Pelo texto, servidores públicos e trabalhadores regidos pela Consolidação das Leis Trabalhistas poderão autorizar a consignação de até 25% do salário líquido para o pagamento de aluguel e encargos, respeitando o limite de 50% para todos os empréstimos consignados feitos. O desconto só poderá ser suspenso mediante apresentação da rescisão do contrato de locação.
A medida chega em um momento em que o país vive um ciclo de expansão imobiliária. Para Marco Sabino, sócio do Mannrich e Vasconcelos Advogados, parte relevante dos imóveis entregues nos últimos anos foi comprada para renda, com expectativa de colocação rápida no mercado. Essa combinação criou pressão por instrumentos que aumentem a segurança jurídica e ampliem o acesso das pessoas a contratos formais de locações.
A própria legislação do setor vem sendo alterada ao longo do tempo, acompanhando movimentos econômicos e a profissionalização do mercado. Hoje, a Lei do Inquilinato lista um rol fechado de garantias, como fiador, caução e seguro-fiança, algo considerado ultrapassado por especialistas.
“É uma lei antiga e engessada nessa parte das garantias”, diz Daniel Cardoso Gomes, socio do Amatuzzi Advogados.
A inclusão do desconto em folha, diz o advogado, expande esse conjunto e reduz dependência de modelos problemáticos, como o fiador pessoa física. Segundo ele, decisões judiciais que afastaram a penhora do bem de família do fiador criaram insegurança e diminuíram a disposição dos proprietários em aceitar esse tipo de garantia. “Com uma nova modalidade expressa em lei, você abre porta para quem não conseguia formalizar contrato.”
Um dos pontos sensíveis do projeto de lei é a continuidade da garantia em caso de demissão.
“Sem vínculo empregatício, o aluguel não pode ser descontado. Isso pode gerar retomada do imóvel, porque o contrato não pode ficar sem garantia”, afirma Gomes.
“O projeto de lei traz expressamente que em caso de demissão do locatário, ele poderá devolver o imóvel sem o pagamento de eventual multa por devolução antecipada”, afirma Arthur Thomazi, sócio do C2T Adv.
Para o trabalhador já desempregado, nada muda: ele continuará dependente de outras modalidades de garantia atualmente disponíveis.
Nos bastidores, discute-se se o texto poderá suprimir o parágrafo único do artigo 37 da Lei do Inquilinato, que hoje proíbe a contratação de mais de uma garantia no mesmo contrato.
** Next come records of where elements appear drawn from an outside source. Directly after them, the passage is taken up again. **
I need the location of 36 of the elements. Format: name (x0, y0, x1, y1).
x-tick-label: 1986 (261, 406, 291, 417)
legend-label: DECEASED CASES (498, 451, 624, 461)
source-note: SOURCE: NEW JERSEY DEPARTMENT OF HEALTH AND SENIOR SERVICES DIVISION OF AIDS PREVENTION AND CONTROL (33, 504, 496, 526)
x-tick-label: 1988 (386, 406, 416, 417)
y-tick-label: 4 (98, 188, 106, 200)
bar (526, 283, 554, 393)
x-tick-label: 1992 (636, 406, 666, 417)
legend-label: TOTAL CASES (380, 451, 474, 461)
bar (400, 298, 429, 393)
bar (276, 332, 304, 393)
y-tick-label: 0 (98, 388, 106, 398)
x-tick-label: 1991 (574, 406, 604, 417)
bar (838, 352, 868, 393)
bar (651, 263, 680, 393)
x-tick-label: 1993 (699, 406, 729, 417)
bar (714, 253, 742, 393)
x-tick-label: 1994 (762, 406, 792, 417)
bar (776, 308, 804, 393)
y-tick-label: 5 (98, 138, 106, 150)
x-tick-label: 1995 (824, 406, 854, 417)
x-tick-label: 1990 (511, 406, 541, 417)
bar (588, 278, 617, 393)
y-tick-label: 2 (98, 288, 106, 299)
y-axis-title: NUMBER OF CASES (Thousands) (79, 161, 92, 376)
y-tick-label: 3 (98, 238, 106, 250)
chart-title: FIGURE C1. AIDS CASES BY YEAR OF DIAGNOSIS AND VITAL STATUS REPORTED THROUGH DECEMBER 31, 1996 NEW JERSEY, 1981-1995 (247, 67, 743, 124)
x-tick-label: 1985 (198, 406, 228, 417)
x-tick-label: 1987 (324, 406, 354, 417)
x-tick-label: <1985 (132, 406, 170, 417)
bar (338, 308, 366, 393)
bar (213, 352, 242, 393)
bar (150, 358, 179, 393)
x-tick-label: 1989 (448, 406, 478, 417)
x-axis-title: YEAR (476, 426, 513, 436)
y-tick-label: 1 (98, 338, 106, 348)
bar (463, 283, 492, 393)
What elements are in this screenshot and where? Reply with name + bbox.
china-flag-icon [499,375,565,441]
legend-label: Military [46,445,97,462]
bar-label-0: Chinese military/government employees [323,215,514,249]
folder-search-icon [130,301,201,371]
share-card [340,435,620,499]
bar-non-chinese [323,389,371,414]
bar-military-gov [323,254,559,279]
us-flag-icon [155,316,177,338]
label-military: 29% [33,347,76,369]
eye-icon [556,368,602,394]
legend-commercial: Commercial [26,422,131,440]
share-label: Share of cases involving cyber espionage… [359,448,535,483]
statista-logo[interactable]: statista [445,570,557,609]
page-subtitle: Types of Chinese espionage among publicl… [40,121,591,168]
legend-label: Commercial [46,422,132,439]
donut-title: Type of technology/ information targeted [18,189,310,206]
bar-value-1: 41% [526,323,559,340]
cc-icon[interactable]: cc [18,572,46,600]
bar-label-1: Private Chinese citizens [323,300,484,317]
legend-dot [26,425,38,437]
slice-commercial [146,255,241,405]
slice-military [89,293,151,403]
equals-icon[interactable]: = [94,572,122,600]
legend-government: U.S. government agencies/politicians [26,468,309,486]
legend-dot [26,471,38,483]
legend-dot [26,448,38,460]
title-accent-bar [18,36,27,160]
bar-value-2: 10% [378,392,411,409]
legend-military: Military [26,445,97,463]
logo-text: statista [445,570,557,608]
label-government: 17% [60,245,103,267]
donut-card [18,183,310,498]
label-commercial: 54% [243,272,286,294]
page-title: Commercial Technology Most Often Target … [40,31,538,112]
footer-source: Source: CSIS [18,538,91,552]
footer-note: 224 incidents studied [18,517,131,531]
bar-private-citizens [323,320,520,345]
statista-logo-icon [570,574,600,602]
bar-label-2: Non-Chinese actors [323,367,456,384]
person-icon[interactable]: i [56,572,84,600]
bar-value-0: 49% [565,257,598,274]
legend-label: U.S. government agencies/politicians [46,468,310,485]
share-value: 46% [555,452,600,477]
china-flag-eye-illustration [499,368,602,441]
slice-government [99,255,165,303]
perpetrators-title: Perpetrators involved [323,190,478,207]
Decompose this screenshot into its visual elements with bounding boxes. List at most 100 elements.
A mudança teria efeitos distintos para locações residenciais e comerciais.
“Para grandes operações, como locações corporativas e built-to-suit, permitir duas garantias seria muito positivo, porque os valores são altos e uma garantia só não cobre o risco”, diz Gomes. “Mas, se isso for liberado sem ressalva para contratos residenciais, abre margem para abuso. A ideia é ampliar acesso, não criar obstáculos.”
O advogado afirma ainda não haver clareza se a vedação será de fato retirada, mas diz que a eventual revisão interessa ao setor há anos.
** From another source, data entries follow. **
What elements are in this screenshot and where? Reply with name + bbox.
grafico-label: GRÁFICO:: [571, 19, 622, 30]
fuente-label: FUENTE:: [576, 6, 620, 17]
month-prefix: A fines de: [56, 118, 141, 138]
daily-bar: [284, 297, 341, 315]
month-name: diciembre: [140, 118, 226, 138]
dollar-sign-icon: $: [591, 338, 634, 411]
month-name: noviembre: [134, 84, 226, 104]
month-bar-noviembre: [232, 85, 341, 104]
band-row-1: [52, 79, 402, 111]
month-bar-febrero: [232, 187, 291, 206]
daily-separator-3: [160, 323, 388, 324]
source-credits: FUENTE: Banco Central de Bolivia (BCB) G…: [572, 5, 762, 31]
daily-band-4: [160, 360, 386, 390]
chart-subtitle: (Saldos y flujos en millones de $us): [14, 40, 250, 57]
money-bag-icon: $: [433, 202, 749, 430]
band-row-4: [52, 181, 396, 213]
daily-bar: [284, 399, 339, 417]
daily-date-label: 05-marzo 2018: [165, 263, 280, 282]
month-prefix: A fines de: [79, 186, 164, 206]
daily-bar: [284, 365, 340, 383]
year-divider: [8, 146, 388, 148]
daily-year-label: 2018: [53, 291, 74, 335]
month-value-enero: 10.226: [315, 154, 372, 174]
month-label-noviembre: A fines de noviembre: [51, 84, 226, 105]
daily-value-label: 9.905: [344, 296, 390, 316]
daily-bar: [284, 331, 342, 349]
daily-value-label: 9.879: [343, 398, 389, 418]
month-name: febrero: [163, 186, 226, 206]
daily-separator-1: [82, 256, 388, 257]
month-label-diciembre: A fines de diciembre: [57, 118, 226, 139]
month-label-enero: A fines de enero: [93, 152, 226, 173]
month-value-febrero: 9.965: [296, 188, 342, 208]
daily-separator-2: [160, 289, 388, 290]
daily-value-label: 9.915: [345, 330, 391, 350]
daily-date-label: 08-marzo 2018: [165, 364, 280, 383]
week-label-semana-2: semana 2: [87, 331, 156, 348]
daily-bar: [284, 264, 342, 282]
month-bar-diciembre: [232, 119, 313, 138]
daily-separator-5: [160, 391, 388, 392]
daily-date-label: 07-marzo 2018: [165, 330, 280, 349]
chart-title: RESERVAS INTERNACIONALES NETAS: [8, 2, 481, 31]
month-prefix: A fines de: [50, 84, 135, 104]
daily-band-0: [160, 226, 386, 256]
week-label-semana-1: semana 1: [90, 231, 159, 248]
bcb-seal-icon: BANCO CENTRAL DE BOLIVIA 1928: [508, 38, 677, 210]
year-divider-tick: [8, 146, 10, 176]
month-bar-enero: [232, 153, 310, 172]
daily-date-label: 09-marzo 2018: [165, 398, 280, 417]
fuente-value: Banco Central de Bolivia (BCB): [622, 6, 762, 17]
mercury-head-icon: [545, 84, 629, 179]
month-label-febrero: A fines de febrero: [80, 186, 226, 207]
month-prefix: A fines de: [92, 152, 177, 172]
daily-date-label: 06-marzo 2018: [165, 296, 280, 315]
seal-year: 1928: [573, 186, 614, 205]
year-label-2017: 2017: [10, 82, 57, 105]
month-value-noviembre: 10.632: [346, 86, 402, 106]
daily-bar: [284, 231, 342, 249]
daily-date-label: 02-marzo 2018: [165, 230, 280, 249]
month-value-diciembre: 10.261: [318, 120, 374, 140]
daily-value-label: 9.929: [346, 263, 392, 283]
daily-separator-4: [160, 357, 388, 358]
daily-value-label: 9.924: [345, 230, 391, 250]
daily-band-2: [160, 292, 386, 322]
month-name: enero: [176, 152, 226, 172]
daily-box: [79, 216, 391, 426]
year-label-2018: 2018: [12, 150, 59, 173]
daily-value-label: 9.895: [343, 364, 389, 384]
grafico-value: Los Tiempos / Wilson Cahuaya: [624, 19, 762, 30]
O texto segue para análise conclusiva nas demais comissões da Câmara, sem necessidade de votação em plenário, a menos que haja recurso. Depois disso, vai ao Senado, onde ainda não há sinalização de mudanças. O governo não formalizou posição.
Segundo o presidente da ABMI (Associação Brasileira do Mercado Imobiliário), Alfredo Freitas, estudos indicam que o aluguel consignado pode beneficiar até 20 milhões de brasileiros, especialmente aqueles com baixo escore de crédito, com uma economia estimada de R$ 4,5 bilhões ao ano e redução média de 4% no custo do aluguel.
Antes de ser aprovado pela CCJ da Câmara, o PL 462/2011 passou mais de dez anos parado e retomado várias vezes no Congresso. O projeto foi apresentado em 2011 pelos deputados Julio Lopes (PP-RJ) e Paulo Abi-Ackel (PSDB-MG) e, naquele mesmo ano, seguiu para análise da Comissão de Trabalho e da própria CCJ.
Na Comissão de Trabalho, o texto andou em 2015: recebeu um parecer favorável, foi aprovado em reunião e já incorporava outras propostas semelhantes. Nessa época, Julio Lopes — que hoje preside a Frente Parlamentar Mista de Serviços — participou de articulações sobre o tema, incluindo um almoço promovido pela ABMI em Brasília.
Mesmo depois desse avanço, o projeto continuou seguindo o trâmite normal e teve prazos reabertos para novas sugestões em 2014, 2015 e novamente em 2023.
O tema só ganhou força de novo em 2025, quando entrou na Agenda Positiva entregue pela ABMI a parlamentares em agosto. Em outubro, o relator na CCJ, deputado José Medeiros (PL-MT), deu parecer favorável ao texto, destacando que ele cumpria as regras constitucionais e de técnica legislativa. As informações são do jornal Folha de S.Paulo.